Discussions were held with KPMG about the audit plan, management letter, audit report and financial statements for 2019, including management's judgments and key accounting estimates. In its management letter KPMG shared the outcome of its evaluation of the company's procedures and system of internal controls to the extent necessary within the scope of the audit of the financial statements. The observations of KPMG were presented along the pillars that support our in-control statement (for the 'Statements of the Managing Board', and for a visualization of our control environment see 'Corporate governance — Introduction'). The management letter contained constructive recommendations for further strengthening of our internal controls. The most important element was KPMG's encouragement to continue the development of the pillar 'Internal Control Framework', including embedding robots, taking it to a higher level of maturity. With respect to robots, the company has already made good progress in Finance. Another observation by KPMG is that there has been progress in the domain of shared services in India, but that harmonizing processes remains an area for attention. In addition, we held discussions with KPMG about the topic of cybersecurity. In line with our own assessment, no material weaknesses were reported by KPMG.
Finally, in 2019, the Audit Committee formally evaluated the external auditor, and discussed the reappointment of KPMG, as well as the succession of the current lead external audit partner whose maximum five-year term will end after the completion of the 2019 audit.
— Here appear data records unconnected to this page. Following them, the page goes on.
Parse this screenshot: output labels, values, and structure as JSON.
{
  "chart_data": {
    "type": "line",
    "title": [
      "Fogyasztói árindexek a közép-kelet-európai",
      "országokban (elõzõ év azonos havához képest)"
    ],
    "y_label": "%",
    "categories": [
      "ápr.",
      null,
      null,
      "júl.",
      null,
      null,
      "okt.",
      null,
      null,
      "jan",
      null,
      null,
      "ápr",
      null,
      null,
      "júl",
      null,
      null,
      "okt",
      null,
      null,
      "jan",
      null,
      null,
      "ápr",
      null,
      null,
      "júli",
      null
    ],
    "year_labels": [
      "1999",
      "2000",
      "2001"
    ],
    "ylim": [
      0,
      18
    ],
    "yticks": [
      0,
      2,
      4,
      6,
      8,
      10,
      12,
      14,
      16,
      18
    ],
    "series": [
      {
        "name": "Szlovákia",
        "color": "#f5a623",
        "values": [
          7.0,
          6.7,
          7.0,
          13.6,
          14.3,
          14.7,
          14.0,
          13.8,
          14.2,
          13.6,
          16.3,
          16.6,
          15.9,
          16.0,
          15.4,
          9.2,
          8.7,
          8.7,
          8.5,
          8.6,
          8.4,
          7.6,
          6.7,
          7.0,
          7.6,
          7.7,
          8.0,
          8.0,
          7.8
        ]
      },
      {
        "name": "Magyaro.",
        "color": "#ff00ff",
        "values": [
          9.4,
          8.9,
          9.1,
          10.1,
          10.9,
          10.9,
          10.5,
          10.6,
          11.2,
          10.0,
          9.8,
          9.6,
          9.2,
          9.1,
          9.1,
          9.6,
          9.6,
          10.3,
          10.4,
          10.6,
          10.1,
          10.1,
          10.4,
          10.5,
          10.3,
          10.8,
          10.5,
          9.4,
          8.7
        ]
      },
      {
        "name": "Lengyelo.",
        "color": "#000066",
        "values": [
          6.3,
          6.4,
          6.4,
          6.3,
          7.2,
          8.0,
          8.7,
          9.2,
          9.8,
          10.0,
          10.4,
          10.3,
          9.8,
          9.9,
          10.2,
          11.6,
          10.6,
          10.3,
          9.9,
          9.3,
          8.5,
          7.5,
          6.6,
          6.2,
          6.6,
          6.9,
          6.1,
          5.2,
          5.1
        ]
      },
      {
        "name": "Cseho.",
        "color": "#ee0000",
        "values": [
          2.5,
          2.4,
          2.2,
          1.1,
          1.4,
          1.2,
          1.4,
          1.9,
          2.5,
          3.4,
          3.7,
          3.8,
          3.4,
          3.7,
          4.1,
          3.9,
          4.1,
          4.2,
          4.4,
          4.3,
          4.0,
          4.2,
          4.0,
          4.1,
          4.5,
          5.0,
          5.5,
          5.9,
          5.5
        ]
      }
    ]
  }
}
The proposal to reappoint KPMG is based on the Audit Committee's own assessment of KPMG, among others through discussions with KPMG in the absence of management, as well as the outcome of an evaluation among DSM executives. The Audit Committee conducts a more in-depth evaluation once every three years; in the two other years, a lighter evaluation is performed. For 2019, the lighter evaluation was performed. The auditor evaluations in prior years were positive and the outcome of the 2019 evaluation was positive as well.
Financial statements 2019
The Report by the Managing Board and the financial statements for 2019 were submitted by the Managing Board to the Supervisory Board, in accordance with the provisions of Article 30 of the Articles of Association, and were subsequently approved by the Supervisory Board on 26 February 2020. The financial statements were audited by KPMG, who issued an unqualified opinion (see the 'Independent auditor's report'). The Supervisory Board established that the external auditor was independent of DSM.
The Supervisory Board will submit the 2019 financial statements to the 2020 Annual General Meeting of Shareholders, and will propose that the shareholders adopt them and release the Managing Board from all liability in respect of its managerial activities and release the Supervisory Board from all liability in respect of its supervision of the Managing Board. The profit appropriation as proposed by the Managing Board and approved by the Supervisory Board is presented in the Profit section of this Report.